EDIT: Relevance to bioinformatics is that I want to write a quick file parser that will process paired-end read files from an Illumina MiSeq and replace spaces between read names and numbers with barcodes for downstream compatibility with seqtk i.e. @readA 1 and @readA 2 would become @readA/1 and @readA/2.
I probably would have expected Python and Perl to perform similarly but Python performed much worse and I am trying to understand why.
The sed version was simply
sed -e 's/ /\//' in.txt > out.txt
and took approximately 3 seconds for 3 million lines.
The perl version was perl -e 'open(INFILE, "./in.txt") or die; while(<INFILE>) { $_=~s/ /\//;print $_;}' > out.txt
and took approximately 5 seconds for the same number of lines.
The Python version was python3.2 -c '
import re
for line in open("./in.txt"):
print(re.sub(r" ","/",line), end="")' > out.txt
and took 67 seconds to process the same file.
I am new to Python but would have assumed the Python approach was pretty efficient - can anyone suggest what the issue is?
Perl is better for regular expressions than python. Can you try
line.replace(" ", "/")
instead?That brought the Python time down to 11 seconds! I had thought about using a native Python substitution command but every tutorial I looked at used the re class!
You could possibly speed it up more by doing
changedText = open("./in.txt").read().replace(" ","/"); print(changedText, file="out.txt"
although I'm not sure about the python 3.* syntax.9 seconds. I think I'll avoid in Python in this case!
Perl has a faster regex engine. Even when you optimize both perl and python, perl is usually faster and sometimes a lot. BTW, the better way to use perl is
perl -pe 's/ /\//;' in.txt
.Thanks Heng. Are there particular problems that Python performs better on?
That is a different question and should not be discussed in the comments, look at my question: http://www.biostars.org/post/show/13972/when-to-choose-python-over-perl-and-vice-versa/#13984 and if that is not enough info, ask a new question.
Python is faster than perl on most other tasks according a couple of benchmarks, though only by a thin margin overall.
A suggestion: do not use just this to make a choice. Sure, there are plenty of good reasons to chose Perl (or whatever language), but a difference that is in the same order of magnitude is probably not one of them.
That depends on how you feel about time. To me, one week is unbearable if there are not-so-complex solutions to finish the task in one day.
If something is taking a week in python that takes a day in perl, there is probably something wrong with the python script.
In the reply to tiagoantao, I just intended to say that a factor of 5 in speed is a huge difference. I am not arguing Perl vs. Python at all.
For speed with python, this might speed up things (if you could test and feedback, it would be cool)

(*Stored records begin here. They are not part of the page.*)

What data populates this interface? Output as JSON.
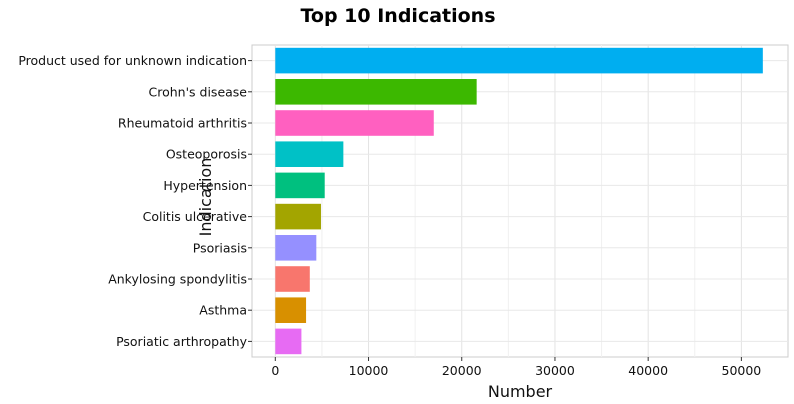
{
  "chart_data": {
    "type": "bar",
    "orientation": "horizontal",
    "title": "Top 10 Indications",
    "xlabel": "Number",
    "ylabel": "Indication",
    "xlim": [
      -2500,
      55000
    ],
    "xticks": [
      0,
      10000,
      20000,
      30000,
      40000,
      50000
    ],
    "xtick_labels": [
      "0",
      "10000",
      "20000",
      "30000",
      "40000",
      "50000"
    ],
    "grid": true,
    "legend": "none",
    "categories": [
      "Product used for unknown indication",
      "Crohn's disease",
      "Rheumatoid arthritis",
      "Osteoporosis",
      "Hypertension",
      "Colitis ulcerative",
      "Psoriasis",
      "Ankylosing spondylitis",
      "Asthma",
      "Psoriatic arthropathy"
    ],
    "values": [
      52300,
      21600,
      17000,
      7300,
      5300,
      4900,
      4400,
      3700,
      3300,
      2800
    ],
    "colors": [
      "#00aef0",
      "#3cb800",
      "#ff60c0",
      "#00c1c6",
      "#00c07f",
      "#a3a500",
      "#9590ff",
      "#f8766d",
      "#d89000",
      "#e76bf3"
    ]
  }
}
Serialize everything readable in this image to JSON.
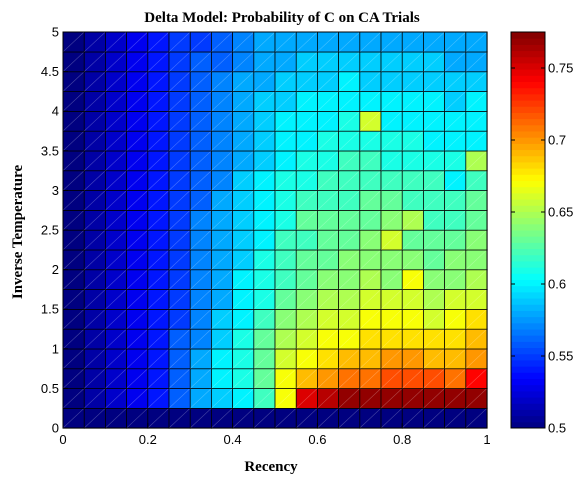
{
  "chart_data": {
    "type": "heatmap",
    "title": "Delta Model: Probability of C on CA Trials",
    "xlabel": "Recency",
    "ylabel": "Inverse Temperature",
    "xlim": [
      0,
      1
    ],
    "ylim": [
      0,
      5
    ],
    "xticks": [
      0,
      0.2,
      0.4,
      0.6,
      0.8,
      1
    ],
    "xtick_labels": [
      "0",
      "0.2",
      "0.4",
      "0.6",
      "0.8",
      "1"
    ],
    "yticks": [
      0,
      0.5,
      1,
      1.5,
      2,
      2.5,
      3,
      3.5,
      4,
      4.5,
      5
    ],
    "ytick_labels": [
      "0",
      "0.5",
      "1",
      "1.5",
      "2",
      "2.5",
      "3",
      "3.5",
      "4",
      "4.5",
      "5"
    ],
    "colorbar": {
      "limits": [
        0.5,
        0.775
      ],
      "ticks": [
        0.5,
        0.55,
        0.6,
        0.65,
        0.7,
        0.75
      ],
      "tick_labels": [
        "0.5",
        "0.55",
        "0.6",
        "0.65",
        "0.7",
        "0.75"
      ],
      "colormap": "jet"
    },
    "grid_shape": {
      "rows": 20,
      "cols": 20
    },
    "note_rows": "values[0] is the bottom row (Inverse Temperature 0 to 0.25); columns go left to right in Recency",
    "values": [
      [
        0.5,
        0.5,
        0.5,
        0.5,
        0.5,
        0.5,
        0.5,
        0.5,
        0.5,
        0.5,
        0.5,
        0.5,
        0.5,
        0.5,
        0.5,
        0.5,
        0.5,
        0.5,
        0.5,
        0.5
      ],
      [
        0.5,
        0.51,
        0.52,
        0.53,
        0.54,
        0.56,
        0.58,
        0.59,
        0.6,
        0.62,
        0.67,
        0.75,
        0.76,
        0.77,
        0.77,
        0.77,
        0.77,
        0.77,
        0.77,
        0.77
      ],
      [
        0.5,
        0.51,
        0.52,
        0.53,
        0.54,
        0.56,
        0.58,
        0.6,
        0.61,
        0.63,
        0.67,
        0.69,
        0.7,
        0.71,
        0.71,
        0.72,
        0.72,
        0.72,
        0.71,
        0.74
      ],
      [
        0.5,
        0.51,
        0.52,
        0.53,
        0.54,
        0.56,
        0.58,
        0.6,
        0.61,
        0.63,
        0.66,
        0.67,
        0.68,
        0.69,
        0.69,
        0.7,
        0.7,
        0.69,
        0.69,
        0.7
      ],
      [
        0.5,
        0.51,
        0.52,
        0.53,
        0.54,
        0.56,
        0.57,
        0.59,
        0.61,
        0.63,
        0.65,
        0.66,
        0.67,
        0.67,
        0.68,
        0.68,
        0.68,
        0.68,
        0.68,
        0.69
      ],
      [
        0.5,
        0.51,
        0.52,
        0.53,
        0.54,
        0.55,
        0.57,
        0.59,
        0.6,
        0.62,
        0.64,
        0.65,
        0.66,
        0.66,
        0.67,
        0.67,
        0.67,
        0.66,
        0.67,
        0.68
      ],
      [
        0.5,
        0.51,
        0.52,
        0.53,
        0.54,
        0.55,
        0.57,
        0.58,
        0.6,
        0.61,
        0.63,
        0.64,
        0.65,
        0.65,
        0.66,
        0.66,
        0.66,
        0.65,
        0.66,
        0.66
      ],
      [
        0.5,
        0.51,
        0.52,
        0.53,
        0.54,
        0.55,
        0.57,
        0.58,
        0.6,
        0.61,
        0.62,
        0.63,
        0.64,
        0.64,
        0.65,
        0.64,
        0.67,
        0.64,
        0.64,
        0.65
      ],
      [
        0.5,
        0.51,
        0.52,
        0.53,
        0.54,
        0.55,
        0.57,
        0.58,
        0.59,
        0.61,
        0.62,
        0.63,
        0.63,
        0.64,
        0.64,
        0.64,
        0.64,
        0.63,
        0.64,
        0.64
      ],
      [
        0.5,
        0.51,
        0.52,
        0.53,
        0.54,
        0.55,
        0.57,
        0.58,
        0.59,
        0.6,
        0.62,
        0.62,
        0.63,
        0.63,
        0.64,
        0.66,
        0.63,
        0.63,
        0.63,
        0.64
      ],
      [
        0.5,
        0.51,
        0.52,
        0.53,
        0.54,
        0.55,
        0.57,
        0.58,
        0.59,
        0.6,
        0.61,
        0.63,
        0.63,
        0.63,
        0.63,
        0.64,
        0.65,
        0.62,
        0.62,
        0.63
      ],
      [
        0.5,
        0.51,
        0.52,
        0.53,
        0.54,
        0.55,
        0.56,
        0.58,
        0.59,
        0.6,
        0.61,
        0.62,
        0.62,
        0.62,
        0.63,
        0.63,
        0.62,
        0.62,
        0.62,
        0.63
      ],
      [
        0.5,
        0.51,
        0.52,
        0.53,
        0.54,
        0.55,
        0.56,
        0.57,
        0.59,
        0.6,
        0.61,
        0.61,
        0.62,
        0.62,
        0.62,
        0.62,
        0.62,
        0.62,
        0.6,
        0.62
      ],
      [
        0.5,
        0.51,
        0.52,
        0.53,
        0.54,
        0.55,
        0.56,
        0.57,
        0.58,
        0.59,
        0.6,
        0.61,
        0.61,
        0.62,
        0.62,
        0.61,
        0.61,
        0.61,
        0.61,
        0.65
      ],
      [
        0.5,
        0.51,
        0.52,
        0.53,
        0.54,
        0.55,
        0.56,
        0.57,
        0.58,
        0.59,
        0.6,
        0.6,
        0.61,
        0.61,
        0.61,
        0.61,
        0.61,
        0.6,
        0.6,
        0.6
      ],
      [
        0.5,
        0.51,
        0.52,
        0.53,
        0.54,
        0.55,
        0.56,
        0.57,
        0.58,
        0.59,
        0.6,
        0.6,
        0.6,
        0.61,
        0.66,
        0.6,
        0.6,
        0.6,
        0.6,
        0.6
      ],
      [
        0.5,
        0.51,
        0.52,
        0.53,
        0.54,
        0.55,
        0.56,
        0.57,
        0.58,
        0.59,
        0.59,
        0.6,
        0.6,
        0.6,
        0.6,
        0.6,
        0.6,
        0.6,
        0.59,
        0.6
      ],
      [
        0.5,
        0.51,
        0.52,
        0.53,
        0.54,
        0.55,
        0.56,
        0.57,
        0.58,
        0.58,
        0.59,
        0.59,
        0.59,
        0.6,
        0.59,
        0.59,
        0.59,
        0.59,
        0.59,
        0.59
      ],
      [
        0.5,
        0.51,
        0.52,
        0.53,
        0.54,
        0.55,
        0.56,
        0.56,
        0.57,
        0.58,
        0.58,
        0.59,
        0.59,
        0.59,
        0.59,
        0.59,
        0.59,
        0.59,
        0.58,
        0.58
      ],
      [
        0.5,
        0.51,
        0.52,
        0.53,
        0.54,
        0.55,
        0.55,
        0.56,
        0.57,
        0.58,
        0.58,
        0.58,
        0.58,
        0.58,
        0.58,
        0.58,
        0.58,
        0.58,
        0.58,
        0.58
      ]
    ]
  }
}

lines is a list which doesn't have a replace method
Sorry
lines = open("./in.txt").readlines()
print "".join(map(lambda x:x.replace(" ", "/"),lines)),
This does a single read IO. One wonders if most of the time is spent there. Trading memory for time...
I'm running on a virtual machine witrh limited memory so this particular approach ground the machine to a halt!

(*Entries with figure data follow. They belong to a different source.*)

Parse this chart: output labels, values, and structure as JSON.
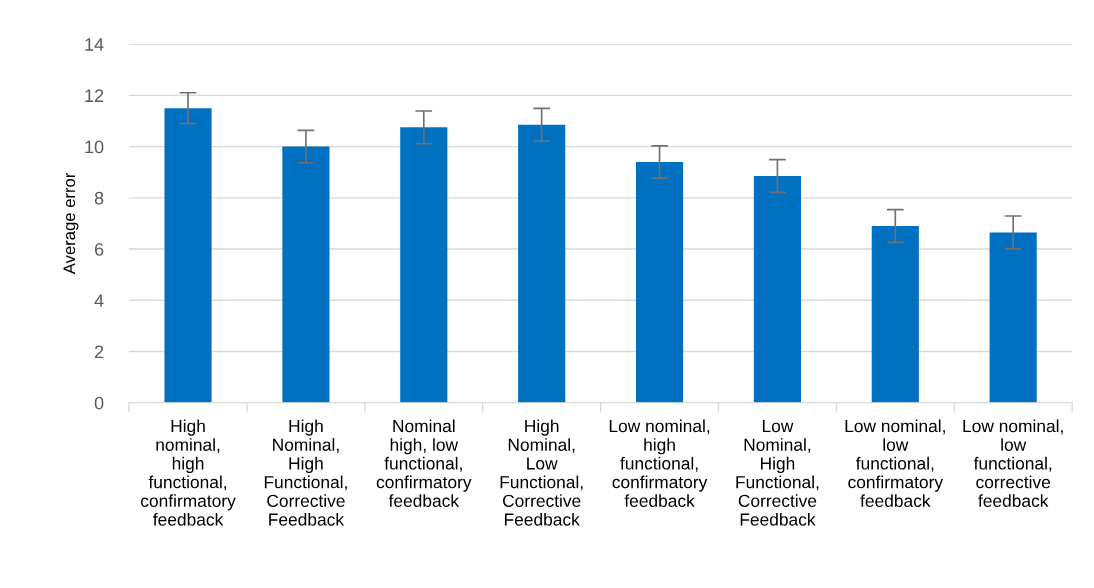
{
  "chart_data": {
    "type": "bar",
    "ylabel": "Average error",
    "categories": [
      "High\nnominal,\nhigh\nfunctional,\nconfirmatory\nfeedback",
      "High\nNominal,\nHigh\nFunctional,\nCorrective\nFeedback",
      "Nominal\nhigh, low\nfunctional,\nconfirmatory\nfeedback",
      "High\nNominal,\nLow\nFunctional,\nCorrective\nFeedback",
      "Low nominal,\nhigh\nfunctional,\nconfirmatory\nfeedback",
      "Low\nNominal,\nHigh\nFunctional,\nCorrective\nFeedback",
      "Low nominal,\nlow\nfunctional,\nconfirmatory\nfeedback",
      "Low nominal,\nlow\nfunctional,\ncorrective\nfeedback"
    ],
    "values": [
      11.5,
      10.0,
      10.75,
      10.85,
      9.4,
      8.85,
      6.9,
      6.65
    ],
    "errors": [
      0.6,
      0.63,
      0.64,
      0.64,
      0.63,
      0.64,
      0.64,
      0.64
    ],
    "color": "#0070c0",
    "ylim": [
      0,
      14
    ],
    "yticks": [
      0,
      2,
      4,
      6,
      8,
      10,
      12,
      14
    ],
    "grid": "y",
    "legend": false
  }
}
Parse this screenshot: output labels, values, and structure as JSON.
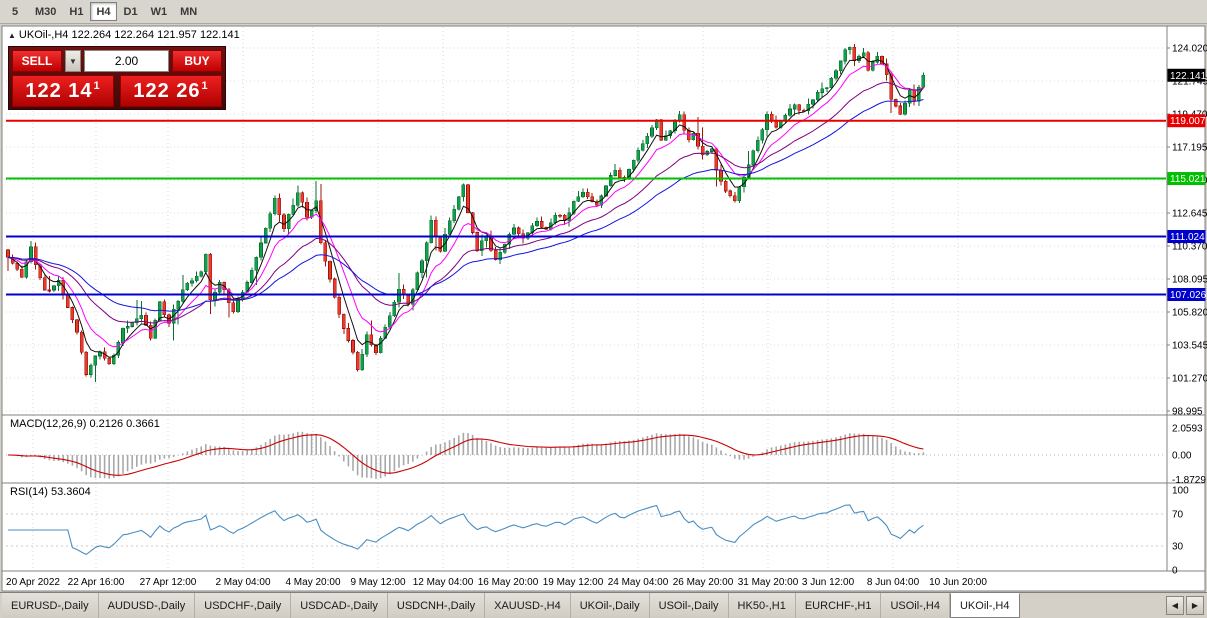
{
  "toolbar": {
    "timeframes": [
      "5",
      "M30",
      "H1",
      "H4",
      "D1",
      "W1",
      "MN"
    ],
    "active": "H4"
  },
  "chart": {
    "symbol": "UKOil-,H4",
    "ohlc_line": "UKOil-,H4 122.264 122.264 121.957 122.141",
    "open": "122.264",
    "high": "122.264",
    "low": "121.957",
    "close": "122.141"
  },
  "icons": {
    "collapse": "▲",
    "dropdown": "▼",
    "scroll_left": "◀",
    "scroll_right": "▶"
  },
  "one_click": {
    "sell_label": "SELL",
    "buy_label": "BUY",
    "volume": "2.00",
    "bid_main": "122 14",
    "bid_sup": "1",
    "ask_main": "122 26",
    "ask_sup": "1"
  },
  "price_axis": {
    "labels": [
      "124.020",
      "121.745",
      "119.470",
      "117.195",
      "114.920",
      "112.645",
      "110.370",
      "108.095",
      "105.820",
      "103.545",
      "101.270",
      "98.995"
    ],
    "current_badge": {
      "text": "122.141",
      "bg": "#000000"
    },
    "level_badges": [
      {
        "text": "119.007",
        "price": 119.007,
        "color": "#e80000"
      },
      {
        "text": "115.021",
        "price": 115.021,
        "color": "#00c000"
      },
      {
        "text": "111.024",
        "price": 111.024,
        "color": "#0000cc"
      },
      {
        "text": "107.026",
        "price": 107.026,
        "color": "#0000cc"
      }
    ]
  },
  "time_axis": {
    "labels": [
      "20 Apr 2022",
      "22 Apr 16:00",
      "27 Apr 12:00",
      "2 May 04:00",
      "4 May 20:00",
      "9 May 12:00",
      "12 May 04:00",
      "16 May 20:00",
      "19 May 12:00",
      "24 May 04:00",
      "26 May 20:00",
      "31 May 20:00",
      "3 Jun 12:00",
      "8 Jun 04:00",
      "10 Jun 20:00"
    ]
  },
  "indicators": {
    "macd": {
      "label": "MACD(12,26,9) 0.2126 0.3661",
      "axis_labels": [
        "2.0593",
        "0.00",
        "-1.8729"
      ],
      "value": "0.2126",
      "signal": "0.3661"
    },
    "rsi": {
      "label": "RSI(14) 53.3604",
      "axis_labels": [
        "100",
        "70",
        "30",
        "0"
      ],
      "levels": [
        70,
        30
      ],
      "value": "53.3604"
    }
  },
  "tabs": {
    "items": [
      "EURUSD-,Daily",
      "AUDUSD-,Daily",
      "USDCHF-,Daily",
      "USDCAD-,Daily",
      "USDCNH-,Daily",
      "XAUUSD-,H4",
      "UKOil-,Daily",
      "USOil-,Daily",
      "HK50-,H1",
      "EURCHF-,H1",
      "USOil-,H4",
      "UKOil-,H4"
    ],
    "active": "UKOil-,H4"
  },
  "colors": {
    "candle_up": "#11a04a",
    "candle_up_border": "#0a6e33",
    "candle_down": "#e8392c",
    "candle_down_border": "#9c1408",
    "ma_fast": "#101010",
    "ma_mid": "#ff00ff",
    "ma_slow": "#800080",
    "ma_trend": "#1414e0",
    "macd_hist": "#a8a8a8",
    "macd_signal": "#cc0000",
    "rsi_line": "#4a8ec2",
    "grid": "#d8d8d8",
    "hline_red": "#e80000",
    "hline_green": "#00c000",
    "hline_blue": "#0000cc"
  },
  "chart_data": {
    "type": "candlestick",
    "title": "UKOil-,H4",
    "symbol": "UKOil-",
    "timeframe": "H4",
    "x_labels": [
      "20 Apr 2022",
      "22 Apr 16:00",
      "27 Apr 12:00",
      "2 May 04:00",
      "4 May 20:00",
      "9 May 12:00",
      "12 May 04:00",
      "16 May 20:00",
      "19 May 12:00",
      "24 May 04:00",
      "26 May 20:00",
      "31 May 20:00",
      "3 Jun 12:00",
      "8 Jun 04:00",
      "10 Jun 20:00"
    ],
    "y_range": [
      98.995,
      125.45
    ],
    "y_tick_step": 2.275,
    "n_candles": 200,
    "current_ohlc": {
      "open": 122.264,
      "high": 122.264,
      "low": 121.957,
      "close": 122.141
    },
    "hlines": [
      119.007,
      115.021,
      111.024,
      107.026
    ],
    "close_anchors": [
      [
        0,
        109.6
      ],
      [
        3,
        108.3
      ],
      [
        5,
        110.2
      ],
      [
        8,
        107.2
      ],
      [
        11,
        107.9
      ],
      [
        15,
        104.4
      ],
      [
        17,
        101.6
      ],
      [
        20,
        103.2
      ],
      [
        22,
        102.1
      ],
      [
        25,
        104.6
      ],
      [
        29,
        105.6
      ],
      [
        31,
        104.1
      ],
      [
        33,
        106.4
      ],
      [
        35,
        105.1
      ],
      [
        38,
        107.4
      ],
      [
        42,
        108.6
      ],
      [
        43,
        109.8
      ],
      [
        44,
        106.6
      ],
      [
        46,
        107.9
      ],
      [
        49,
        105.9
      ],
      [
        53,
        108.6
      ],
      [
        55,
        110.6
      ],
      [
        58,
        113.6
      ],
      [
        60,
        111.6
      ],
      [
        63,
        114.1
      ],
      [
        65,
        112.4
      ],
      [
        67,
        113.4
      ],
      [
        68,
        110.6
      ],
      [
        70,
        108.1
      ],
      [
        72,
        105.6
      ],
      [
        74,
        103.9
      ],
      [
        76,
        101.9
      ],
      [
        78,
        104.1
      ],
      [
        80,
        103.1
      ],
      [
        83,
        105.6
      ],
      [
        85,
        107.4
      ],
      [
        87,
        106.4
      ],
      [
        90,
        109.4
      ],
      [
        92,
        112.0
      ],
      [
        94,
        110.1
      ],
      [
        96,
        112.1
      ],
      [
        99,
        114.6
      ],
      [
        100,
        112.6
      ],
      [
        102,
        110.1
      ],
      [
        104,
        111.1
      ],
      [
        106,
        109.3
      ],
      [
        108,
        110.6
      ],
      [
        110,
        111.6
      ],
      [
        112,
        110.9
      ],
      [
        115,
        112.1
      ],
      [
        117,
        111.4
      ],
      [
        119,
        112.6
      ],
      [
        121,
        112.1
      ],
      [
        123,
        113.4
      ],
      [
        125,
        114.1
      ],
      [
        128,
        113.1
      ],
      [
        130,
        114.6
      ],
      [
        132,
        115.6
      ],
      [
        134,
        114.9
      ],
      [
        136,
        116.4
      ],
      [
        138,
        117.4
      ],
      [
        141,
        119.1
      ],
      [
        142,
        117.6
      ],
      [
        144,
        118.4
      ],
      [
        146,
        119.4
      ],
      [
        148,
        117.6
      ],
      [
        149,
        118.1
      ],
      [
        151,
        116.6
      ],
      [
        153,
        117.1
      ],
      [
        154,
        115.6
      ],
      [
        156,
        114.1
      ],
      [
        158,
        113.6
      ],
      [
        160,
        115.1
      ],
      [
        161,
        116.1
      ],
      [
        163,
        117.6
      ],
      [
        165,
        119.4
      ],
      [
        167,
        118.6
      ],
      [
        169,
        119.4
      ],
      [
        171,
        120.1
      ],
      [
        173,
        119.6
      ],
      [
        175,
        120.6
      ],
      [
        178,
        121.4
      ],
      [
        180,
        122.4
      ],
      [
        182,
        123.9
      ],
      [
        183,
        124.1
      ],
      [
        184,
        123.1
      ],
      [
        186,
        123.8
      ],
      [
        187,
        122.4
      ],
      [
        189,
        123.6
      ],
      [
        191,
        122.1
      ],
      [
        192,
        120.6
      ],
      [
        194,
        119.4
      ],
      [
        196,
        121.1
      ],
      [
        197,
        120.4
      ],
      [
        199,
        122.141
      ]
    ],
    "indicators": {
      "macd": {
        "fast": 12,
        "slow": 26,
        "signal_period": 9,
        "last_value": 0.2126,
        "last_signal": 0.3661,
        "axis": [
          2.0593,
          0.0,
          -1.8729
        ]
      },
      "rsi": {
        "period": 14,
        "last_value": 53.3604,
        "levels": [
          70,
          30
        ],
        "axis": [
          100,
          70,
          30,
          0
        ]
      }
    }
  }
}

This is a basic programming question more suited to stackexchange.com. Please state the relevance to a bioinformatics research problem.
Question edited to state relevance
Not that it matters, but you can simplify your perl one liner:
perl -e 'while(<>) { $_=~s/ /\//;print $_;}' in.text > out.text
. the<>
operator will read either stdin or the file named in$ARGV[0]
. In fact you can reduce the loop code to{ s/ /\//; print; }
, since both the regex and the print statement will use the$_
operator if you don't give them an explicit argument.More importantly, if this tool is going to be doing anything more complicated than a regex replace, you should do it in the language you're comfortable with so that you can debug, extend, etc more easily, especially since you're now down to 5 vs 11 seconds.